While three people have died since the outbreak, and five passengers who left the ship are known to be infected and hantavirus, the ship’s operator Oceanwide Expeditions said Friday that there were no people with possible symptoms on the ship.

The WHO considers the risk to most people to be low risk.

“This is not a new COVID,” said WHO spokesman Christian Lindmeier. “The virus is not contagious so it easily jumps from person to person.”

Hantavirus is usually spread by inhaling the feces of infected rodents and is not easily transmitted between humans. But the Andes virus that was found on the cruise ship can spread between people in some cases.
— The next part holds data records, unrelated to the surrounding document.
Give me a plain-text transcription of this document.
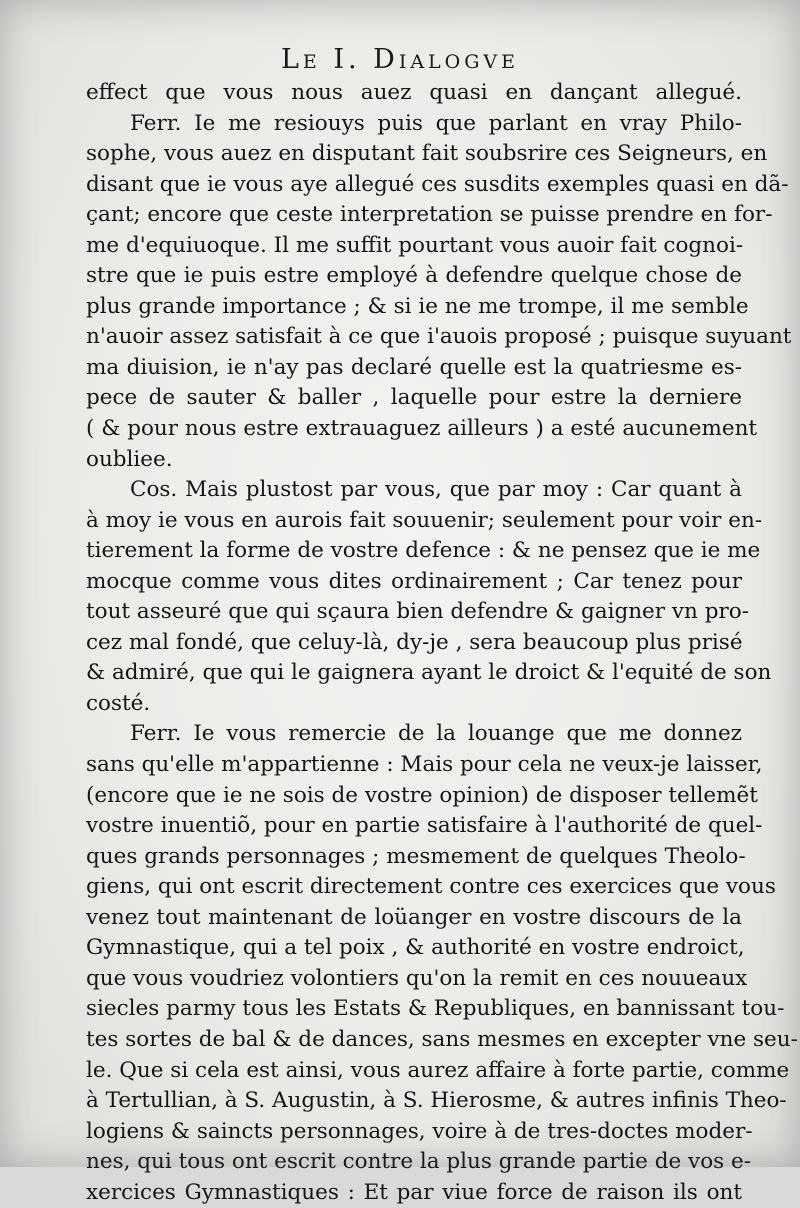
Le I. Dialogve
effect que vous nous auez quasi en dançant allegué.
Ferr. Ie me resiouys puis que parlant en vray Philo-
sophe, vous auez en disputant fait soubsrire ces Seigneurs, en
disant que ie vous aye allegué ces susdits exemples quasi en dã-
çant; encore que ceste interpretation se puisse prendre en for-
me d'equiuoque. Il me suffit pourtant vous auoir fait cognoi-
stre que ie puis estre employé à defendre quelque chose de
plus grande importance ; & si ie ne me trompe, il me semble
n'auoir assez satisfait à ce que i'auois proposé ; puisque suyuant
ma diuision, ie n'ay pas declaré quelle est la quatriesme es-
pece de sauter & baller , laquelle pour estre la derniere
( & pour nous estre extrauaguez ailleurs ) a esté aucunement
oubliee.
Cos. Mais plustost par vous, que par moy : Car quant à
à moy ie vous en aurois fait souuenir; seulement pour voir en-
tierement la forme de vostre defence : & ne pensez que ie me
mocque comme vous dites ordinairement ; Car tenez pour
tout asseuré que qui sçaura bien defendre & gaigner vn pro-
cez mal fondé, que celuy-là, dy-je , sera beaucoup plus prisé
& admiré, que qui le gaignera ayant le droict & l'equité de son
costé.
Ferr. Ie vous remercie de la louange que me donnez
sans qu'elle m'appartienne : Mais pour cela ne veux-je laisser,
(encore que ie ne sois de vostre opinion) de disposer tellemẽt
vostre inuentiõ, pour en partie satisfaire à l'authorité de quel-
ques grands personnages ; mesmement de quelques Theolo-
giens, qui ont escrit directement contre ces exercices que vous
venez tout maintenant de loüanger en vostre discours de la
Gymnastique, qui a tel poix , & authorité en vostre endroict,
que vous voudriez volontiers qu'on la remit en ces nouueaux
siecles parmy tous les Estats & Republiques, en bannissant tou-
tes sortes de bal & de dances, sans mesmes en excepter vne seu-
le. Que si cela est ainsi, vous aurez affaire à forte partie, comme
à Tertullian, à S. Augustin, à S. Hierosme, & autres infinis Theo-
logiens & saincts personnages, voire à de tres-doctes moder-
nes, qui tous ont escrit contre la plus grande partie de vos e-
xercices Gymnastiques : Et par viue force de raison ils ont
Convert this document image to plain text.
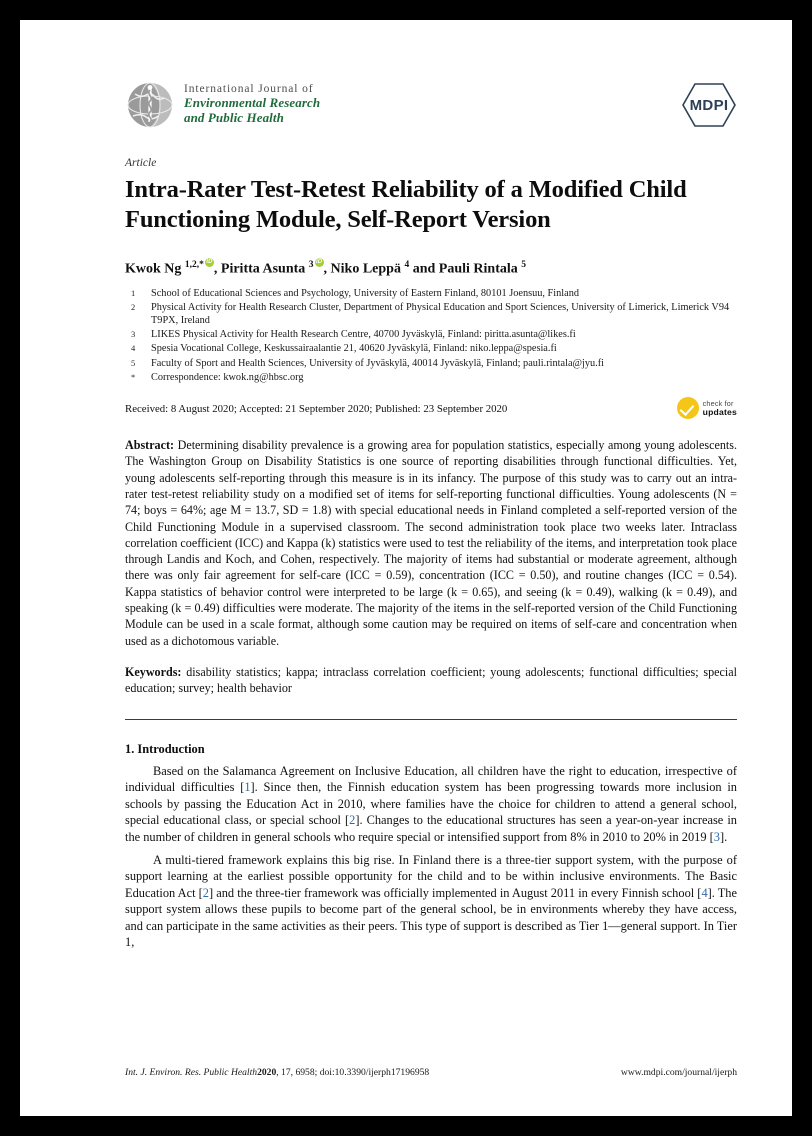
International Journal of
Environmental Research
and Public Health
MDPI
Article
Intra-Rater Test-Retest Reliability of a Modified Child Functioning Module, Self-Report Version
Kwok Ng $^{1,2,*}$ iD , Piritta Asunta $^3$ iD , Niko Leppä $^4$ and Pauli Rintala $^5$
1	School of Educational Sciences and Psychology, University of Eastern Finland, 80101 Joensuu, Finland
2	Physical Activity for Health Research Cluster, Department of Physical Education and Sport Sciences, University of Limerick, Limerick V94 T9PX, Ireland
3	LIKES Physical Activity for Health Research Centre, 40700 Jyväskylä, Finland: piritta.asunta@likes.fi
4	Spesia Vocational College, Keskussairaalantie 21, 40620 Jyväskylä, Finland: niko.leppa@spesia.fi
5	Faculty of Sport and Health Sciences, University of Jyväskylä, 40014 Jyväskylä, Finland; pauli.rintala@jyu.fi
*	Correspondence: kwok.ng@hbsc.org
Received: 8 August 2020; Accepted: 21 September 2020; Published: 23 September 2020	check for
updates
Abstract: Determining disability prevalence is a growing area for population statistics, especially among young adolescents. The Washington Group on Disability Statistics is one source of reporting disabilities through functional difficulties. Yet, young adolescents self-reporting through this measure is in its infancy. The purpose of this study was to carry out an intra-rater test-retest reliability study on a modified set of items for self-reporting functional difficulties. Young adolescents (N = 74; boys = 64%; age M = 13.7, SD = 1.8) with special educational needs in Finland completed a self-reported version of the Child Functioning Module in a supervised classroom. The second administration took place two weeks later. Intraclass correlation coefficient (ICC) and Kappa (k) statistics were used to test the reliability of the items, and interpretation took place through Landis and Koch, and Cohen, respectively. The majority of items had substantial or moderate agreement, although there was only fair agreement for self-care (ICC = 0.59), concentration (ICC = 0.50), and routine changes (ICC = 0.54). Kappa statistics of behavior control were interpreted to be large (k = 0.65), and seeing (k = 0.49), walking (k = 0.49), and speaking (k = 0.49) difficulties were moderate. The majority of the items in the self-reported version of the Child Functioning Module can be used in a scale format, although some caution may be required on items of self-care and concentration when used as a dichotomous variable.
Keywords: disability statistics; kappa; intraclass correlation coefficient; young adolescents; functional difficulties; special education; survey; health behavior
1. Introduction

Based on the Salamanca Agreement on Inclusive Education, all children have the right to education, irrespective of individual difficulties [1]. Since then, the Finnish education system has been progressing towards more inclusion in schools by passing the Education Act in 2010, where families have the choice for children to attend a general school, special educational class, or special school [2]. Changes to the educational structures has seen a year-on-year increase in the number of children in general schools who require special or intensified support from 8% in 2010 to 20% in 2019 [3].

A multi-tiered framework explains this big rise. In Finland there is a three-tier support system, with the purpose of support learning at the earliest possible opportunity for the child and to be within inclusive environments. The Basic Education Act [2] and the three-tier framework was officially implemented in August 2011 in every Finnish school [4]. The support system allows these pupils to become part of the general school, be in environments whereby they have access, and can participate in the same activities as their peers. This type of support is described as Tier 1—general support. In Tier 1,

Int. J. Environ. Res. Public Health2020, 17, 6958; doi:10.3390/ijerph17196958	www.mdpi.com/journal/ijerph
Symptoms usually appear one to eight weeks after exposure.

Health officials on four continents were tracking and monitoring more than a dozen people who disembarked before the deadly outbreak first appeared on May 2. They are also scrambling to find others who may have been in contact.

‘We cannot be a European laboratory’

Some Spanish residents have complained that the arrival of the passengers could pose a health risk to the island and that there are not enough measures to deal with them.

Iustitia Europa, an anti-establishment group in Spain that rose to prominence in the wake of the COVID-19 restrictions, called for the MV Hondius to be banned from reaching Spanish shores.

“The Canary Islands cannot be a European laboratory… We want transparency, responsibility, and protection for the Spanish people to avoid repeating the mistakes of the past,” the group wrote on X.

Alicia Rodriguez, a bar owner in Tenerife, said the incoming train “has been the talk of the town” for days. “I think on some level we should be concerned, but hopefully they’ll try to deal with things in a more aggressive way,” He told Al Jazeera.

Several Spanish travelers told the Associated Press they were worried they would be discriminated against on land. “We are afraid of all the news that is coming out, and the way people have received us,” said one of the passengers who refused to give their name.

“You see what’s out there and you realize you’re entering the eye of a hurricane,” said one passenger, who also asked not to be named. “Many people forget that there are more than 140 people here. To be honest, there are 140 people.”

When the train reaches Tenerife, passengers are transferred from small boats to buses until their return flights are ready to pick them up, Spanish officials said. They will be transported in vehicles away from security guards, officials added, with parts of the airport they were traveling through closed.